CBC must succeed in its latest strategy for news. Canada needs a popular national forum for the professional airing and debate of major issues across the country. Can we count on this new strategy providing that and reinstating The National as a true news flagship?

This latest transformation of The National jettisons the former awkward multi-host format, and the most seasoned journalist among them, Adrienne Arsenault, is being made chief correspondent. Her authority may translate into greater viewing and herald other changes that will save The National.

In the same June 20 announcement, the CBC revealed more sweeping plans for news: “CBC News today announced a new strategic approach to better serve audiences across Canada on both television and digital platforms through an enhanced news offering in the year ahead, including the launch of a free streaming channel . . . Andrew Chang is to play a central role on the new streaming channel, hosting a new daily show that will be the centerpiece of each weekday.” Streaming is a good idea and one that has boosted audiences for three major US networks, where one-third of the offering is news . . . Chang seems a natural for this role.

Much of the new strategy to make CBC news a central source for us all is in development, and there has been a lack of media coverage—with the notable exception of John Doyle of The Globe and Mail, who asks, “how much CBC news does the world need?” This attests to the fact that further tinkering with CBC’s news operations is not big news. It should be.

The enormous nationwide and diverse coverage capabilities of CBC news are needed now more than ever as regional fragmentation becomes more pronounced and national unity seems threatened by Alberta, Saskatchewan, and increasing nationalist Quebec. This is what is being worked on. A multi-platform streaming service would draw down feature videos from across the country and promote understanding. This could quiet political criticism since MP’s like to see their regions featured on a national service.

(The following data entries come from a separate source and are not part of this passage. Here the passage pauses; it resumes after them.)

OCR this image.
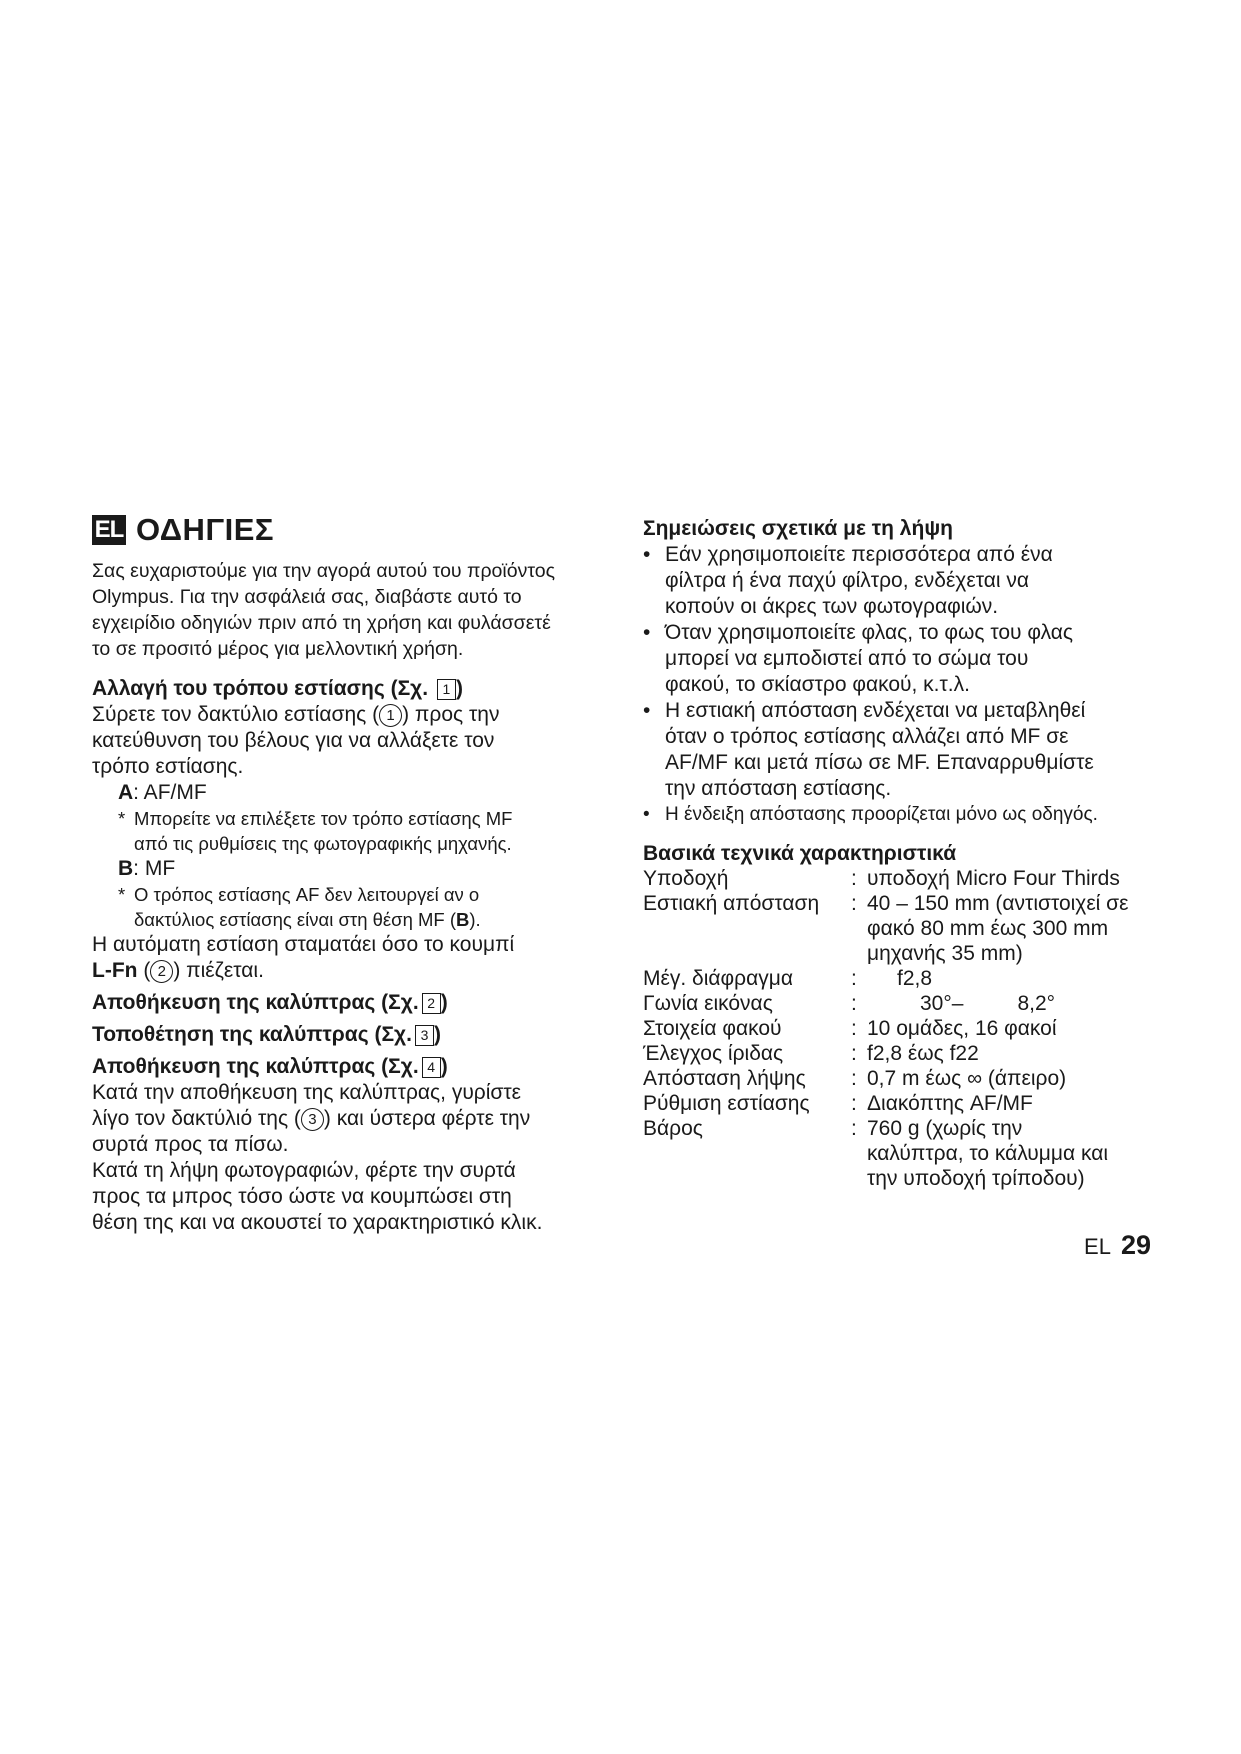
EL ΟΔΗΓΙΕΣ

Σας ευχαριστούμε για την αγορά αυτού του προϊόντος

Olympus. Για την ασφάλειά σας, διαβάστε αυτό το

εγχειρίδιο οδηγιών πριν από τη χρήση και φυλάσσετέ

το σε προσιτό μέρος για μελλοντική χρήση.

Αλλαγή του τρόπου εστίασης (Σχ. 1 )

Σύρετε τον δακτύλιο εστίασης ( 1 ) προς την

κατεύθυνση του βέλους για να αλλάξετε τον

τρόπο εστίασης.

A: AF/MF

* Μπορείτε να επιλέξετε τον τρόπο εστίασης MF
από τις ρυθμίσεις της φωτογραφικής μηχανής.

B: MF

* Ο τρόπος εστίασης AF δεν λειτουργεί αν ο
δακτύλιος εστίασης είναι στη θέση MF (B).

Η αυτόματη εστίαση σταματάει όσο το κουμπί

L-Fn ( 2 ) πιέζεται.

Αποθήκευση της καλύπτρας (Σχ. 2 )

Τοποθέτηση της καλύπτρας (Σχ. 3 )

Αποθήκευση της καλύπτρας (Σχ. 4 )

Κατά την αποθήκευση της καλύπτρας, γυρίστε

λίγο τον δακτύλιό της ( 3 ) και ύστερα φέρτε την

συρτά προς τα πίσω.

Κατά τη λήψη φωτογραφιών, φέρτε την συρτά

προς τα μπρος τόσο ώστε να κουμπώσει στη

θέση της και να ακουστεί το χαρακτηριστικό κλικ.

Σημειώσεις σχετικά με τη λήψη

• Εάν χρησιμοποιείτε περισσότερα από ένα
φίλτρα ή ένα παχύ φίλτρο, ενδέχεται να
κοπούν οι άκρες των φωτογραφιών.
• Όταν χρησιμοποιείτε φλας, το φως του φλας
μπορεί να εμποδιστεί από το σώμα του
φακού, το σκίαστρο φακού, κ.τ.λ.
• Η εστιακή απόσταση ενδέχεται να μεταβληθεί
όταν ο τρόπος εστίασης αλλάζει από MF σε
AF/MF και μετά πίσω σε MF. Επαναρρυθμίστε
την απόσταση εστίασης.
• Η ένδειξη απόστασης προορίζεται μόνο ως οδηγός.

Βασικά τεχνικά χαρακτηριστικά

Υποδοχή	: υποδοχή Micro Four Thirds
Εστιακή απόσταση	: 40 – 150 mm (αντιστοιχεί σε
φακό 80 mm έως 300 mm
μηχανής 35 mm)
Μέγ. διάφραγμα	:	f2,8
Γωνία εικόνας	:	30°–	8,2°
Στοιχεία φακού	: 10 ομάδες, 16 φακοί
Έλεγχος ίριδας	: f2,8 έως f22
Απόσταση λήψης	: 0,7 m έως ∞ (άπειρο)
Ρύθμιση εστίασης	: Διακόπτης AF/MF
Βάρος	: 760 g (χωρίς την
καλύπτρα, το κάλυμμα και
την υποδοχή τρίποδου)
EL 29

The critical national issues of racial intolerance, right-wing extremism, gun control, remaining injustices to Indigenous peoples, and yes, even fear of immigrants will greatly benefit from the exposure and sound feature analysis from different points of view regionally on a new national platform. Digital has worked for the CBC for a decade, and going deeper on a more popular streaming platform seems a good call. Three US national networks are doing it with great effect, and one-third of their offerings is news or current affair oriented.

The news operation at CBC absorbs most of the money, and for once, top management is engaged and supports the new strategy. A new group led by Brodie Fenlon, editor in chief, executive director of programs and standards, is embracing the opportunity offered by streaming and doing a “deeper dive” into current issues that the service will provide. Like Netflix, it will also allow viewers to choose which items they want to see when convenient.

There are fresh new ideas, and they are being worked on. Let’s hope this is not another fruitless attempt at being “relevant” and that the widespread indifference or open hostility to this vital institution is reduced by visible success.

Hopefully, these ideas will be well-executed and will find bigger audiences on new digital platforms, attract the elusive younger population, and face them with the critical public issues that will shape their future. That would make the large public investment we make very worthwhile.  

Patrick Gossage started his career as a CBC current affairs producer and worked for several CBC presidents, including Pierre Juneau and Perrin Beatty. He was press secretary to Pierre Trudeau.